Welch ein glücklicher Mann bin ich
Welch ein glücklicher Mann bin ich
Fremde Gesichter, fremde Stimmen,
Fremde Menschen um uns herum.
Geräusche und Bilder verschwimmen,
Und ich beobachte Dich stumm.
Und ich seh' Dich dies Lächeln tragen,
Von dem ich weiß, es ist für mich.
Stünd' ich bei Dir, ich würd' Dir sagen:
Welch ein glücklicher Mann bin ich!
Wir sind uns so nah, daß wir meinen,
Uns ganz zu kennen mit der Zeit.
Manches will uns alltäglich scheinen
Und vieles Selbstverständlichkeit.
Dann ist es gut, abseits zu stehen,
Um Wohlvertrautes rings um sich
Mit neuen Augen anzusehen.
Welch ein glücklicher Mann bin ich!
Und es ist gut, zurückzudenken,
An all' die Stürme ohne Zahl.
Du magst Dich tausendmal mir schenken,
Es ist immer das erste Mal.
Was mir an Glück begegnen sollte,
Bist du heut mehr denn je für mich,
Und alles, was ich jemals wollte!
Welch ein glücklicher Mann bin ich!
(Copyright by Reinhard Mey)
Als er ihre Lippen auf seiner Stirn fühlte, schlug er die Augen auf. So geweckt zu werden, fand er, war einfach die schönste Art, den Tag zu beginnen.
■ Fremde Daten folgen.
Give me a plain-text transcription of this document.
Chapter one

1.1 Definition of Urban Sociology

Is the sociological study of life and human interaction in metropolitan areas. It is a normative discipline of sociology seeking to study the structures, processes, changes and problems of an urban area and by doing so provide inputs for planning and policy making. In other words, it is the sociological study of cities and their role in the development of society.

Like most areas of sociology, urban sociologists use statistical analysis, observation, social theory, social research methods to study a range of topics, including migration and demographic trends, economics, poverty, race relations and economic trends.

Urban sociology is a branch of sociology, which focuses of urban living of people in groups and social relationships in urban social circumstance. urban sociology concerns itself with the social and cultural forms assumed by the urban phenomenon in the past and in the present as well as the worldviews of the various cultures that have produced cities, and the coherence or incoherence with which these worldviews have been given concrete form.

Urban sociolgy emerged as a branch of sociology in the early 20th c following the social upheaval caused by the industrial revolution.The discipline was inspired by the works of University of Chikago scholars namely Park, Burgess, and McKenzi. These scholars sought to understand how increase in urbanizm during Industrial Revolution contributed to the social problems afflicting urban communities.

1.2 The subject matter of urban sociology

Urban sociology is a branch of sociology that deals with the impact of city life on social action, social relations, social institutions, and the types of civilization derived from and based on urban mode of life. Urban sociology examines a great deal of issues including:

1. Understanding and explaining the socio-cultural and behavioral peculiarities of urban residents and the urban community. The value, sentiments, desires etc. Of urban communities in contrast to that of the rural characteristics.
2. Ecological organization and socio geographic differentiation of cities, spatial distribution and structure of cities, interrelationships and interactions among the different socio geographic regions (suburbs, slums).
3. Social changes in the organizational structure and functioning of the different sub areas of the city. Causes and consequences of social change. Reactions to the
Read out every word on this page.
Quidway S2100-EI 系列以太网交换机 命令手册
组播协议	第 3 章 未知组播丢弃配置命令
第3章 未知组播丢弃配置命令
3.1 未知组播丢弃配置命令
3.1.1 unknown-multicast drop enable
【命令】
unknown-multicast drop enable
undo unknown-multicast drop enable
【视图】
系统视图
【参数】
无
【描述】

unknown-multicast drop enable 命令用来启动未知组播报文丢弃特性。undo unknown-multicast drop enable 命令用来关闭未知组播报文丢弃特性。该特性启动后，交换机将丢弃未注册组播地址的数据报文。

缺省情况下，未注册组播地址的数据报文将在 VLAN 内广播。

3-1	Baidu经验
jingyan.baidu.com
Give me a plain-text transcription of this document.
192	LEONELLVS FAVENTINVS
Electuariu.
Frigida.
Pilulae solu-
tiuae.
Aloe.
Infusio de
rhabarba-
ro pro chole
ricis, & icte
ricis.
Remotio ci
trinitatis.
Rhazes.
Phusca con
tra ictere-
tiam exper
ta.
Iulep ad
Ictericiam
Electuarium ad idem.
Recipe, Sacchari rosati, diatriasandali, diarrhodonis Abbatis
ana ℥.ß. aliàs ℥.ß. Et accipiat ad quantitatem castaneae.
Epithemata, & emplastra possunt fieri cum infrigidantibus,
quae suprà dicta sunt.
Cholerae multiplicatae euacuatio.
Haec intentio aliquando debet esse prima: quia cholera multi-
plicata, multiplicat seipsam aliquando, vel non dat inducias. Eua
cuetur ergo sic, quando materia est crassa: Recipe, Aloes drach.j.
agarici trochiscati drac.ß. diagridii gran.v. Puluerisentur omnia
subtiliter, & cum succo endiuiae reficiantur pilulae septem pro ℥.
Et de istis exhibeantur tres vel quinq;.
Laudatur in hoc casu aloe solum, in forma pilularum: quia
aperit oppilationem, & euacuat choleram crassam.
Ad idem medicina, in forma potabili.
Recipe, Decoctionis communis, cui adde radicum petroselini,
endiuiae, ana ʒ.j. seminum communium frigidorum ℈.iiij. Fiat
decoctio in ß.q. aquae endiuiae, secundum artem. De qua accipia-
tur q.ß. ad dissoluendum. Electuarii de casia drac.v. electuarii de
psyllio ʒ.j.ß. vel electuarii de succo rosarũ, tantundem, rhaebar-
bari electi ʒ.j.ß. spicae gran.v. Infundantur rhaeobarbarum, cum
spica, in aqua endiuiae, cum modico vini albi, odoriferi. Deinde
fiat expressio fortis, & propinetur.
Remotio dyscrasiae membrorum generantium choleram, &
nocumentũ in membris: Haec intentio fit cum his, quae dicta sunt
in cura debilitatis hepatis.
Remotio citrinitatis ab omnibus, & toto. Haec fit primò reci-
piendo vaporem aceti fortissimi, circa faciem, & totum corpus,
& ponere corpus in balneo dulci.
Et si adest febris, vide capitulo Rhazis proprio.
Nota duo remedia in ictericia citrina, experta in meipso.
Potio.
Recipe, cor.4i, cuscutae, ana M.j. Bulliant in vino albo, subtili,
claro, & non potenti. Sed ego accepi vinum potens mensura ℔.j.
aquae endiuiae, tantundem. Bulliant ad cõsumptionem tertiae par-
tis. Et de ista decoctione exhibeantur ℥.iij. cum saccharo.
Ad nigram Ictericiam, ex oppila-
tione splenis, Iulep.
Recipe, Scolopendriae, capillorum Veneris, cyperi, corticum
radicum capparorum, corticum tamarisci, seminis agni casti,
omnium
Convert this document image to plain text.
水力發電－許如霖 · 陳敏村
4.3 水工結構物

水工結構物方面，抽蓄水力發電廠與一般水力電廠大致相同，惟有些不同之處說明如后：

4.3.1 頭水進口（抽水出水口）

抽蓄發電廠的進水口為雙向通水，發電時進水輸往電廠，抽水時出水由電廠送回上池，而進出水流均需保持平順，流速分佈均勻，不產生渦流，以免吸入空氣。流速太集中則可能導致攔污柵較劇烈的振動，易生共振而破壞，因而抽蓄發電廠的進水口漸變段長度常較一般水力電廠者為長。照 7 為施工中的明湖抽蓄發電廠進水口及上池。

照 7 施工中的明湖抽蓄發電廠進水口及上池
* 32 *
„Liebling, der Kaffee ist fertig.“, flüsterte Lisa sanft.
Mit einem wohligen Seufzen streckte er die Arme nach ihr aus, zog sie an sich und genoss die Wärme, die von ihr ausging.
„Okay, Kleines, ich stehe schon auf.“, murmelte er, noch schlaftrunken, bevor er vorsichtig ein Bein aus dem Bett streckte. "Nun komm schon, Du Faultier“. Mit einem zärtlichen Nasenstüber versuchte Lisa, ihrem Weckversuch Nachdruck zu verleihen. „Die Kinder warten schon am Frühstückstisch.“
Der Gedanke an die kleinen Racker, die er über Alles liebte, ließ ihn endgültig munter werden. Während Lisa in die Küche zurück ging, schlüpfte er schnell aus dem Bett und in den Bademantel und verschwand flugs im Badezimmer.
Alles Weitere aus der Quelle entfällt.